Uzmanından Tavsiyeler: Aileler Sınav Sonuçlarını Kendi Kişisel Başarılarının Bir Uzantısı Olarak...
DBE Davranış Bilimleri Enstitüsü Çocuk ve Genç Bölümü'nden Uzman Psikolog Şeyda Özdalga, yaklaşık 1 milyon 200 bin 8. sınıf öğrencinin TEOG sınavının yerleştirme sonuçlarını heyecanla beklediklerini vurgulayarak, "Aileler gelecek sonuçları kendi kişisel başarılarının bir uzantısı olarak görmezlerse çocuklarına daha yardımcı olabilirler" dedi.
DBE Davranış Bilimleri Enstitüsü Çocuk ve Genç Bölümü'nden Uzman Psikolog Şeyda Özdalga, yaklaşık 1 milyon 200 bin 8. sınıf öğrencinin TEOG sınavının yerleştirme sonuçlarını heyecanla beklediklerini vurgulayarak, "Aileler gelecek sonuçları kendi kişisel başarılarının bir uzantısı olarak görmezlerse çocuklarına daha yardımcı olabilirler" dedi.
Bir milyondan fazla ortaöğretim öğrencisi TEOG tercihlerini yaptı. Şimdi 22 Ağustos 2014'te belli olacak yerleştirme sonuçlarını bekliyor.
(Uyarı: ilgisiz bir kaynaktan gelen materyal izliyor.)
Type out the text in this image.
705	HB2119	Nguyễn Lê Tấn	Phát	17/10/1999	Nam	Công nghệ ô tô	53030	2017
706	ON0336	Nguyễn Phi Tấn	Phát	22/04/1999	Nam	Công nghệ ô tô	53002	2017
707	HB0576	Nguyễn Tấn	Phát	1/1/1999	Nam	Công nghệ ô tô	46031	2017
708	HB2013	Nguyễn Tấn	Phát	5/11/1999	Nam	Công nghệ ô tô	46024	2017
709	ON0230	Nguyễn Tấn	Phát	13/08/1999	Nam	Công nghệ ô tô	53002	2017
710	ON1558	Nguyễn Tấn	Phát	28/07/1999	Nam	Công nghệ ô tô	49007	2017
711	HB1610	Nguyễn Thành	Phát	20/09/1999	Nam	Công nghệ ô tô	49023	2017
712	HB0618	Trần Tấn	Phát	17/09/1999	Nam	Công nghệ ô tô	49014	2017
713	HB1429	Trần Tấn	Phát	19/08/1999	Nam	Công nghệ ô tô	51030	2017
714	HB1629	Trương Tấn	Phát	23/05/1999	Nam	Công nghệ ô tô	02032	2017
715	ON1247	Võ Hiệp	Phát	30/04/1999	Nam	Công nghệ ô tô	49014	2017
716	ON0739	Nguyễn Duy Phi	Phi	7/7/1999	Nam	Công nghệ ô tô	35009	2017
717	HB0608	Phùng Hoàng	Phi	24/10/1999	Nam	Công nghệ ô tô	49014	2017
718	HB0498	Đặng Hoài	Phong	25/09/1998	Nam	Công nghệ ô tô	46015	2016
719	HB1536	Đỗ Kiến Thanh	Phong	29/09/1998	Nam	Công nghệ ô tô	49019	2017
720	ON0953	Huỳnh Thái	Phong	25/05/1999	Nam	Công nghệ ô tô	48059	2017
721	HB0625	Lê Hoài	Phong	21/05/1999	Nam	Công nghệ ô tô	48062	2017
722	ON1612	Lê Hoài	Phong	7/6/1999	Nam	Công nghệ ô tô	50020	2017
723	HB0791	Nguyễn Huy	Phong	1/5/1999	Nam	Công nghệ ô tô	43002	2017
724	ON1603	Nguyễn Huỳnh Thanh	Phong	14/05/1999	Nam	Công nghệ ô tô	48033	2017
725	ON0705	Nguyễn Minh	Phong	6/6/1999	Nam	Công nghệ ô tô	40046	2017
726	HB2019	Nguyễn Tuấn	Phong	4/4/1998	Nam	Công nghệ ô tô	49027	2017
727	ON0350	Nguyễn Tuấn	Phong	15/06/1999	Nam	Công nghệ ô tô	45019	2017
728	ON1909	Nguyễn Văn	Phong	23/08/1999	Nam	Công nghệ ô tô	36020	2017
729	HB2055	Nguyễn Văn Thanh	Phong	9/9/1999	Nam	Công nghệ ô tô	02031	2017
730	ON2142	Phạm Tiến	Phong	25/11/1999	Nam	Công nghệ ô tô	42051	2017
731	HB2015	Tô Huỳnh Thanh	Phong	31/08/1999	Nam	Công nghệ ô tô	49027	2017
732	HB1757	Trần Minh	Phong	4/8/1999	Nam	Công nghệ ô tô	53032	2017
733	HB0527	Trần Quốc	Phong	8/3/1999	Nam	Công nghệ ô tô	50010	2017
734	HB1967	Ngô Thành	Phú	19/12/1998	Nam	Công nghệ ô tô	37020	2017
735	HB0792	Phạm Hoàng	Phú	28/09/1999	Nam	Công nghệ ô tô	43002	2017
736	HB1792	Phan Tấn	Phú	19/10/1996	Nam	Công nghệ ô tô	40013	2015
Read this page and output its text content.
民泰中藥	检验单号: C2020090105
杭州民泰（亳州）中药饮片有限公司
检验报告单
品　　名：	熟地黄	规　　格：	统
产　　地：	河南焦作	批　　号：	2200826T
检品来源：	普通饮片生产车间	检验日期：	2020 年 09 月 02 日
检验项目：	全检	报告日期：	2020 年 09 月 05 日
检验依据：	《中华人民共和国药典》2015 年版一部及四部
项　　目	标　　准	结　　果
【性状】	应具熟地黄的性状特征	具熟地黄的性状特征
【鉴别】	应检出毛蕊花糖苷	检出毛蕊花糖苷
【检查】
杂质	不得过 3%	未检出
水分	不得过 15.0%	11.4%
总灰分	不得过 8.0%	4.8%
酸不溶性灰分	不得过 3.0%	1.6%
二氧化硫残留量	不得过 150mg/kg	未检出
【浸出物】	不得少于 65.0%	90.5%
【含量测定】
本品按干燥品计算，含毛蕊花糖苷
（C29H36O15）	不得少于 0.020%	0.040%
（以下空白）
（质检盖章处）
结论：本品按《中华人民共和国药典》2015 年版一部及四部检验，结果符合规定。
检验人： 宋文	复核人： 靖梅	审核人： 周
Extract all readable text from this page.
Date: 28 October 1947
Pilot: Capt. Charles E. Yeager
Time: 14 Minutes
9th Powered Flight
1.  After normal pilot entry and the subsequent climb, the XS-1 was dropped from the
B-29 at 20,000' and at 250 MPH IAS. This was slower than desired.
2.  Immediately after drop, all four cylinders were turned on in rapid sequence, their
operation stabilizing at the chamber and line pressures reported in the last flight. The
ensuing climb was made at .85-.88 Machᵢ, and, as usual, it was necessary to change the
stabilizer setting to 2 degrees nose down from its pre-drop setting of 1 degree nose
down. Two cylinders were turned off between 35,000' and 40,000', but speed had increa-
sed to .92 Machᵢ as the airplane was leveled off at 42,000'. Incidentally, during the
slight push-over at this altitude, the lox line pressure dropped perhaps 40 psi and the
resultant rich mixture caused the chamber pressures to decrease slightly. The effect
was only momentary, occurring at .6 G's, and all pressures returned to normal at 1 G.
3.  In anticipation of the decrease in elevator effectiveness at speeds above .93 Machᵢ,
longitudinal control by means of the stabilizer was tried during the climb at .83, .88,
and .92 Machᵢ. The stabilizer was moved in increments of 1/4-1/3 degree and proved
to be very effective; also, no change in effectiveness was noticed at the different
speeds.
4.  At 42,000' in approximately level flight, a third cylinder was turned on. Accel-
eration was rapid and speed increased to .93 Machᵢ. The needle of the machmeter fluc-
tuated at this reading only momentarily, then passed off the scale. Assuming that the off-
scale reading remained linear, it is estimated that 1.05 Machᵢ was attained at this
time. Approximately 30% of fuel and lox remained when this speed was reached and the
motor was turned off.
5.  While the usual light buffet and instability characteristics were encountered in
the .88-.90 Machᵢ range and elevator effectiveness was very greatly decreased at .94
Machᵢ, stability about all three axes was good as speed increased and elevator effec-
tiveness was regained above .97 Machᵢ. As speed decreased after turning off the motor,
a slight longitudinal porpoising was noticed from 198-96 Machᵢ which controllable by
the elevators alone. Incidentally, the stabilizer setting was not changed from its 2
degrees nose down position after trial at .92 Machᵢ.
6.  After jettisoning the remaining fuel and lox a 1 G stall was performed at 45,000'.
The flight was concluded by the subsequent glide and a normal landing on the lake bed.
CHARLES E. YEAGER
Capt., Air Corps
Yaşları ortalama 13 civarında olan çocukların ve ebeveynlerinin üzerindeki stres ise sonuçların açıklanacağı tarih yaklaştıkça artıyor. DBE Davranış Bilimleri Enstitüsü Çocuk ve Genç Bölümü'nden Uzman Psikolog Şeyda Özdalga, bu dönemde ailelerin çocuklarına nasıl davranması gerektiği ve tercih yaparken öğrencilerin dikkat etmesi gereken noktaları anlattı.
Temel Eğitimden Ortaöğretime Geçiş (TEOG) sistemi kapsamında tercih yapan yaklaşık 1 milyon 200 bin sekizinci sınıf öğrencisi için heyecan devam ediyor. Yerleştirme sonuçları ise 22 Ağustos 2014'te belli olacak. Ancak bu süreç, yaşı görece epeyce küçük olan bir milyondan fazla öğrenci için yeni bir başlangıç olduğu kadar ciddi bir stres anlamına da geliyor. Çocukların başarıları ve emeklerinin sınanacağı bu duygu dozu yüksek günlerde yine en büyük görev ailelerine düşüyor.
Hedefledikleri okullara girmek için tüm sene boyunca pek çok aktiviteyi erteleyen çocukların bu yeni dönemdeki en büyük destekçinin anne ve babalar olması gerektiğine dikkat çeken DBE Davranış Bilimleri Enstitüsü Çocuk ve Genç Bölümü'nden Uzman Psikolog Şeyda Özdalga, "Çocuklar zorlu bir dönemi geride bıraktı. Aileler onların sterini azaltmak için sonuçlara odaklanmalı, çalışma dönemlerine, sınavdaki eksiklerine yönelik olumsuz yorumlardan kaçınmalı. Tüm çalışmalar, çabalar takdir edilmeli. Ailelerin sonuçları olduğu gibi kabul etmesi, hayatın dönüm noktası olarak görmemesi, bir son veya başlangıç olarak değerlendirmemesi ve tüm sonuçlara doğal yaklaşması gerekir" dedi.
Ailelerin yaşadıkları kaygıları çocuklara yansıtmaması gerektiğini anlatan Özdalga, "Bu dönemde çocukların performanslarına yönelik olumsuz yaklaşımların bir anlamı yok. Onlarla mevcut durumun değerlendirmesini yapmak, çalışarak yarattıkları farkları göstermek, onları değerli hissettirmek, çabası için teşekkür etmek yeterli olacaktır. Aileler gelecek sonuçları kendi kişisel başarılarının bir uzantısı olarak görmezlerse çocuklarına daha yardımcı olabilirler" ifadelerini kullandı.
Sınav sisteminde istediği bölüm yahut okulu kazanamayan öğrencilerin ne yazık ki mevcut sistemde başarısız olarak algılandığını anlatan Özdalga, "Kazanılacak okul hangisi olursa olsun öğrenci özellikleriyle fark yaratır ve hedefine farklı yollarla da ulaşabilir. Bunu yapabilmesi için ailelerin çocuğu desteklemeye devam etmesi, öğrencilerin ise kendilerine hedefler koyarak bu hedefleri gerçekleştirmesi gerekir" dedi.